The station again broke away from the simulcast on November 18, 1996, at 4 am, this time permanently, when it became one of the first four affiliates of the new Radio Disney with a children's/contemporary hit radio format that competed with WWTC, then the flagship station of "Radio AAHS", which had its own children's format. The station's call letters changed to KDIZ on November 15.

Disney had been collaborating with Radio AAHS, which was based in Minneapolis and had launched its children's format in 1990. Radio Aahs had grown to approximately 30 affiliate stations around the country. Disney withdrew from the Aahs contract and began competing against Aahs with Radio Disney. Children's Broadcasting Corp. sued Disney and was awarded $9.5 million in 2002. Disney appealed, and after the court upheld the judgement, it was paid in 2005; with accumulated interest, the total was $12.4 million.

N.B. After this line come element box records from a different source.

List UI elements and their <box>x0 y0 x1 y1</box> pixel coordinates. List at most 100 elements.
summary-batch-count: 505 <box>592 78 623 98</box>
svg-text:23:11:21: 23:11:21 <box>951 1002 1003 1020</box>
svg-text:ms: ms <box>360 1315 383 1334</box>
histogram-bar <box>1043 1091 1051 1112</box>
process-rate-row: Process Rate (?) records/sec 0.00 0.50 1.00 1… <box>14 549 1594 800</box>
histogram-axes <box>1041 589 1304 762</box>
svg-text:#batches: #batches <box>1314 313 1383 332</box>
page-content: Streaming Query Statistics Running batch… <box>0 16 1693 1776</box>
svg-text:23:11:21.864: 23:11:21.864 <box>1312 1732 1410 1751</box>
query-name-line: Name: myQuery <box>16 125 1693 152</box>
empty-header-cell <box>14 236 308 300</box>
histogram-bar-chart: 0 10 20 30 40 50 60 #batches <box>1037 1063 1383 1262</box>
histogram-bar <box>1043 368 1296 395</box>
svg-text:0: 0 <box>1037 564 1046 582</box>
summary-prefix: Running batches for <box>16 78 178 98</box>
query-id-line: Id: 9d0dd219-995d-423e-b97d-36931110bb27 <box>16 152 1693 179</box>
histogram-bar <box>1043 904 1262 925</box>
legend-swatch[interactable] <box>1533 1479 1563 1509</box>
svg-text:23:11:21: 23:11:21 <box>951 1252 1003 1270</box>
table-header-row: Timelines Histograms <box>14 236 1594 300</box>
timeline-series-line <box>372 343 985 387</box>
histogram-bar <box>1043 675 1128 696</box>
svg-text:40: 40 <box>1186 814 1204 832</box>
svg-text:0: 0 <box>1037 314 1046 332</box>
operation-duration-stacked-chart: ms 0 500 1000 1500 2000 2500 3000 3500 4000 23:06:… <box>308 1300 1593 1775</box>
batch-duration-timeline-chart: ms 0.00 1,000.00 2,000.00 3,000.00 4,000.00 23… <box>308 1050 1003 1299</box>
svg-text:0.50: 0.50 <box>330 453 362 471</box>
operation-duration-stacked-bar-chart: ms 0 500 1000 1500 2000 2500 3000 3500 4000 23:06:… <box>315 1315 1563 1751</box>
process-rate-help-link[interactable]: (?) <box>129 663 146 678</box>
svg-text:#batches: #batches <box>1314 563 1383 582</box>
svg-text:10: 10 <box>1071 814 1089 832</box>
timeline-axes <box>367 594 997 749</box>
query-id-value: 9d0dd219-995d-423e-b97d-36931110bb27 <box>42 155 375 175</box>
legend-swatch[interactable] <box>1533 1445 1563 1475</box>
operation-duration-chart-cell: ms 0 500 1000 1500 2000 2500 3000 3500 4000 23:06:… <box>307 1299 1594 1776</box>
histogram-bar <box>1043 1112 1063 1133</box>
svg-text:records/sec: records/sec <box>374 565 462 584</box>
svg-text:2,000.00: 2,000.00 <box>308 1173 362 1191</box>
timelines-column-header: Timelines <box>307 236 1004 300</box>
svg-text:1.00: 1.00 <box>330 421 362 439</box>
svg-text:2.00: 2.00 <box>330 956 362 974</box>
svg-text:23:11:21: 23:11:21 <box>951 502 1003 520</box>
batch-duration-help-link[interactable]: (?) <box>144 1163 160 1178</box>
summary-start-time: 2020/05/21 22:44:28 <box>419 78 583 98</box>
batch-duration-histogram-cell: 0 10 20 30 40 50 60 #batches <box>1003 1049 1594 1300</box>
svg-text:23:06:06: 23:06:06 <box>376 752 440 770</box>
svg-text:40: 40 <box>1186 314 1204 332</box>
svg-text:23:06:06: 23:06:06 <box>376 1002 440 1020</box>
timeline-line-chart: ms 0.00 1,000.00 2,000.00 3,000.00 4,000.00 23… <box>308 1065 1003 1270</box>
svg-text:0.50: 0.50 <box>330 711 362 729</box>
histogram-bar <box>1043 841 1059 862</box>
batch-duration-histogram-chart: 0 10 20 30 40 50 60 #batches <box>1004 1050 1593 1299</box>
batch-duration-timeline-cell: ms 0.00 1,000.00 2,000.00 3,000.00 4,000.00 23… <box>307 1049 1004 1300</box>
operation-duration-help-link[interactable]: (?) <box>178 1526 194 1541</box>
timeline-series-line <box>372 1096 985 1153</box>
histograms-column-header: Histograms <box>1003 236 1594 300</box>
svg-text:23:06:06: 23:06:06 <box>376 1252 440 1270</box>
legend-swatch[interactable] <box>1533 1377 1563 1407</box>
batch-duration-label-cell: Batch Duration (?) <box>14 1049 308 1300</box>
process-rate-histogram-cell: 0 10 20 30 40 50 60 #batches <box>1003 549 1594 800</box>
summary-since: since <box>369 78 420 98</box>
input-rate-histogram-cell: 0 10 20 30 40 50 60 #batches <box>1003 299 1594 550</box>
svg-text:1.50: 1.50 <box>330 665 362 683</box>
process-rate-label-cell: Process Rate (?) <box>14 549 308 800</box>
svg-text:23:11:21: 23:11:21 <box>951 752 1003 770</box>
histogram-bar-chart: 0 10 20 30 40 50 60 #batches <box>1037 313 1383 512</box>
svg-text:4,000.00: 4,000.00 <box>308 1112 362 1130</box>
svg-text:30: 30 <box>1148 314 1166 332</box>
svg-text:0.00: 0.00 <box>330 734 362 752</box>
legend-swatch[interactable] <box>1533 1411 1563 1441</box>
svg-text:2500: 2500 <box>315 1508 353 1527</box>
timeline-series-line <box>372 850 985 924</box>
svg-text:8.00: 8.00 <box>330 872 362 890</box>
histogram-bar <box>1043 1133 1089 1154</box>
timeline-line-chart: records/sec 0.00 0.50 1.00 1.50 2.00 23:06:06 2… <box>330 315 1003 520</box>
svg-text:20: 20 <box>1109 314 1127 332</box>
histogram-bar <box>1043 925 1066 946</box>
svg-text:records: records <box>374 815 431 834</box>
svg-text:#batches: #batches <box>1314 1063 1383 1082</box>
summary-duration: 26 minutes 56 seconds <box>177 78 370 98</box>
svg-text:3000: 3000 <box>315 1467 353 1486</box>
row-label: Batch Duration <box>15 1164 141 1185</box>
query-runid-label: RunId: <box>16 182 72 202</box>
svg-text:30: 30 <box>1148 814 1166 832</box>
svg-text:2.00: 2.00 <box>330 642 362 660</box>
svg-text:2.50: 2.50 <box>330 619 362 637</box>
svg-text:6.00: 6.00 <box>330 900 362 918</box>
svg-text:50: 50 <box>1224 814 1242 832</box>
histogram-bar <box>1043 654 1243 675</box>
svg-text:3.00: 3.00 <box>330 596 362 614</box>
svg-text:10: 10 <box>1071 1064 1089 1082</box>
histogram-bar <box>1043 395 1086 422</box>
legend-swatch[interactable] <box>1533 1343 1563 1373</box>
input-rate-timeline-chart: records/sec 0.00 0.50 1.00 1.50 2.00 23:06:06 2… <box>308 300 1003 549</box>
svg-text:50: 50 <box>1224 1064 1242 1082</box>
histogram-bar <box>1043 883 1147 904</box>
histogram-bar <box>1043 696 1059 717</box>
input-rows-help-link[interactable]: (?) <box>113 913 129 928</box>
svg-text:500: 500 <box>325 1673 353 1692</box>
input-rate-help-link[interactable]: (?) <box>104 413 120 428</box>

On November 12, 2005, the station made world news when a riot erupted at its "Jingle Jam Concert" featuring B5, forcing the venue, Brookdale Mall, to be closed. Members of the group were stripped of shirts, shoes and earrings.

On August 13, 2014, Disney put KDIZ and 22 other Radio Disney stations up for sale, in order to focus more on digital distribution of the Radio Disney network. KDIZ held the distinction of being not only the longest-tenured Radio Disney station in its history, but also one of ABC's longest-tenured non-mainstream radio stations in its history. It was also the last-remaining Disney/ABC broadcast property in Minnesota, having had sold the others in 2007, with ABC Radio going to Citadel Broadcasting (KXXR, acquired in 1993, Love 105, acquired in 1997, and KQRS-FM, acquired in 1985).

Logo as The Wall Street Business Network from 2015 to 2021

On September 15, 2015, it was announced that Salem Media Group acquired the last five Radio Disney owned-and-operated stations for sale (including KDIZ) for $2.225 million. KDIZ was acquired through Common Ground Broadcasting, Inc., for $375.000. Salem put a business news/talk format, which moved from KYCR (1570 AM) on the station in December, after a brief period of silence beginning on December 11, 2015. The format features Dave Ramsey and other business-talk oriented shows. The sale of KDIZ was completed on December 15. The station changed its callsign to KYCR on December 24. On January 29, 2021, KYCR rebranded as "The Biz AM 1440".